В истории мировой культуры близкое обычно противопоставлялось далекому в ряду пар свое/чужое, внутреннее/внешнее, теплое/ холодное с соответственной соотнесенностью частей. Близкое выступает как свое, внутреннее, теплое – в отличие от далекого, которое, как правило, чужое, внешнее, холодное. При этом близкое обычно трактовано как непрерывное, субъектное, рожденное крупной оптикой, в то время как далекое, соответственно, дискретное, более объективированное, воспринималось телескопическим зрением. Позитивная отмеченность второго члена – далекого или – в плане интенционала – к далекому, в даль – описывает утопическую семантику того или иного типа культуры или отдельного явления. Наоборот, сдвиг акцента на первый член – близкое – характеризует дистопическую доминанту с позиционированием телесной семантики и потенциальной инверсией традиционных иерархий. Наложение далекого на близкое или близкого на далекое описывает тип культуры, чья риторика ориентирована на фигуру оксюморона или – в категориях логики – парадокса. В сопредельности разноудаленных пространств акцентируется конфликтность, шов, напряжение полюсов. Значимым в культуре является и агрегатное состояние пространства – плотного, стягивающего, обволакивающего своей вязкостью близкое и далекое, или наоборот – разреженного, лишающего полярные части взаимной сцепленности. Спецификой модели пространства конца 20-х годов в советской культуре является одновременное наличие всех названных типов соотношения близкого и далекого, образующих поле непрерывной пульсации и столкновений.

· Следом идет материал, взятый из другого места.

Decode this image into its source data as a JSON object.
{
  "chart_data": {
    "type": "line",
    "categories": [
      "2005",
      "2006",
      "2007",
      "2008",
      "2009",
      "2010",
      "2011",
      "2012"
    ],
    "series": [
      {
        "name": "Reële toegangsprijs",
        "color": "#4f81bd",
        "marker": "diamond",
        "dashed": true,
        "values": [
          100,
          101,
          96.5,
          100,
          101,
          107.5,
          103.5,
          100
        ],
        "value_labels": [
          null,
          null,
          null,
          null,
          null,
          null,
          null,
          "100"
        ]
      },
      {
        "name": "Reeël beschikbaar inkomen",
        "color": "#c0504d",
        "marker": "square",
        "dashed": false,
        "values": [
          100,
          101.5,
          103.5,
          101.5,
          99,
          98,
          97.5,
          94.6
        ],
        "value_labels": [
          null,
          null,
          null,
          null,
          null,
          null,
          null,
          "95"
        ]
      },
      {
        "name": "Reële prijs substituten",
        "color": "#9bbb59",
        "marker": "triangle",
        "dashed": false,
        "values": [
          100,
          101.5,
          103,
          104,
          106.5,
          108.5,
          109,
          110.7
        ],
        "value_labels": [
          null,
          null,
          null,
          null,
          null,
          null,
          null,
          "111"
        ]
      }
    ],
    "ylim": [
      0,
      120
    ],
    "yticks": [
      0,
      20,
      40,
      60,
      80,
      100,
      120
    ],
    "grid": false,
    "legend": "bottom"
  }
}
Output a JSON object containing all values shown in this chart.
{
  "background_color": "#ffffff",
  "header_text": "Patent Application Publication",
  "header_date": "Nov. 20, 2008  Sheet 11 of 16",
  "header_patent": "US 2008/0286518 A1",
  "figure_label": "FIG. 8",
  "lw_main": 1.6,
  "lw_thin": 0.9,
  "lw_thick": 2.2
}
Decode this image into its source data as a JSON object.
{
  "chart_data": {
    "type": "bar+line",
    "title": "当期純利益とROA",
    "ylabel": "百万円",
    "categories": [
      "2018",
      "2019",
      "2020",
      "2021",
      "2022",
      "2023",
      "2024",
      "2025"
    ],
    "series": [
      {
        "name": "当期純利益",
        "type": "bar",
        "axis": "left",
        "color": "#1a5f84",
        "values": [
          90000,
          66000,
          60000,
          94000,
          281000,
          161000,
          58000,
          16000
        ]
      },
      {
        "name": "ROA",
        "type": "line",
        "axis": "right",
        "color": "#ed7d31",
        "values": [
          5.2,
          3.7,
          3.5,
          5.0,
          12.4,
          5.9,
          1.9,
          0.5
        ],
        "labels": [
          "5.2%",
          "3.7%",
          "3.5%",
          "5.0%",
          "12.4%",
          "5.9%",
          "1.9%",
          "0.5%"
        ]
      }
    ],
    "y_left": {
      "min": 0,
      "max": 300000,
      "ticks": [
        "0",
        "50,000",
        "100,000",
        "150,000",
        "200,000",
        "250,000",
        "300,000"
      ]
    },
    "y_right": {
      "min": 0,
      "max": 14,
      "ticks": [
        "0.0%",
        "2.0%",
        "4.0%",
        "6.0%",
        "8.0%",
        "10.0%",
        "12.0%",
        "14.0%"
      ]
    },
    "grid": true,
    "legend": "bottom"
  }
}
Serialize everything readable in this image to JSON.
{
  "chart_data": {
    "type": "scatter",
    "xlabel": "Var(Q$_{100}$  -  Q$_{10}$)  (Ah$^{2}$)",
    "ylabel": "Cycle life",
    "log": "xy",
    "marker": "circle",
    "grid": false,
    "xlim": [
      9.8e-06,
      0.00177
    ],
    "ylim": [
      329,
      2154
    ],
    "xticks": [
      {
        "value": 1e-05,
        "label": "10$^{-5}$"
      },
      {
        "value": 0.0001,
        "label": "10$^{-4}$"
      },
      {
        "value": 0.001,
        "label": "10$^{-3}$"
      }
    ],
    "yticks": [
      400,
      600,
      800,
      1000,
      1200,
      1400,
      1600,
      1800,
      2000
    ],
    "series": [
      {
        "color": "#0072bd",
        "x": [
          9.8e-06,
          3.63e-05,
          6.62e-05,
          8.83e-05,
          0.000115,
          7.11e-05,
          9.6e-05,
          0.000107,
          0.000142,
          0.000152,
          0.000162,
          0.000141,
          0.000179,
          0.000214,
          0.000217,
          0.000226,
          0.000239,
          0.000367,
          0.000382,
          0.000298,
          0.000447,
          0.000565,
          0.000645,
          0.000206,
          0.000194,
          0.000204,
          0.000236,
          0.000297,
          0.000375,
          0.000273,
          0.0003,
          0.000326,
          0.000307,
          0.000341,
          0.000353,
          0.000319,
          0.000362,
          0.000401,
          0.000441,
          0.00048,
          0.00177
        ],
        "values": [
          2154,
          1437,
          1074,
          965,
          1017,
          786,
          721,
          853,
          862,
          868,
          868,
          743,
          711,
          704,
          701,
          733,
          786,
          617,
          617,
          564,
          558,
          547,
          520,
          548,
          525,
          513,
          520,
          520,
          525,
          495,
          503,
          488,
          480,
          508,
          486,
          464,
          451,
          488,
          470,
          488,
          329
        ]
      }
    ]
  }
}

В истории искусства смыслы сопряжения ближнего и дальнего планов в построении пространства определяются текстом культуры, в рамках которого изображение наделяется специфическими значениями [227] . В архаической культуре клишированного типа, которой во многом идентичны примитивные культуры, детские рисунки и наивное искусство нового времени, дальнее и ближнее имплицированы в основную оппозицию сакральное/профанное или главное и второстепенное, что обозначено конвенционально – размером: главное и сакральное – крупное, второстепенное – мелкое. Первое – обычно свое, а потому внутреннее и непрерывное (то есть целостное), второе – чужое, внешнее, дискретное и партиципированное (например, в Древнем Египте: крупный фараон и мелкие поверженные враги). Эта модель в целом сохраняется и в средние века, в частности в Византии. Дальнее и ближнее встраиваются в вертикальную ценностную иерархию, определяемую сакральными центром и вершиной. С приходом антропоцентричной ренессансной культуры горизонтального типа и возникновением иллюзионистских тенденций в передаче глубины картины, то есть внеконвенциональных, «достоверных» планов удаленности от зрителя, ближнее/дальнее лишилось сакральных коннотаций (сакральным центром стал одноглазый циклоп нового времени: человек-зритель-художник) и части оппозиции оказались разведенными по размерности и тону: ближнее как крупное и теплое, дальнее как малое и холодное. Исключение представляет северный Ренессанс – вспомним, например, картинное пространство Яна Брейгеля Старшего с его высоким горизонтом, а также композиции цитирующего эту живопись мастера XX века, югославского примитивиста Ивана Генералича [228] [илл. 123]. В рамках ренессансно-миметической традиции свое и чужое, а также внутреннее и внешнее оказались нерелевантными к рассматриваемой оппозиции (ср., например, «Явление Мессии» А. Иванова, где смысловой центр организован фигурой Христа – далекого, чужого, бесплотного, но при этом смыслопорождающего [229] ).

227

Злыднева Н. В. Фигуры речи и изобразительное искусство // Искусствознание. 2001. № 1. С. 130–143.

228

Тенденция к сближенности планов в искусстве Северной Европы (Германии включительно) сама по себе чрезвычайно интересна. Заложенная в этом феномене конфликтность находит соответствие в укорененности в этом регионе многих других аналогичных свойств поэтики: не случайно именно здесь берет свое начало экспрессионизм.

229

Алленов М. М. Александр Иванов. М., 1980.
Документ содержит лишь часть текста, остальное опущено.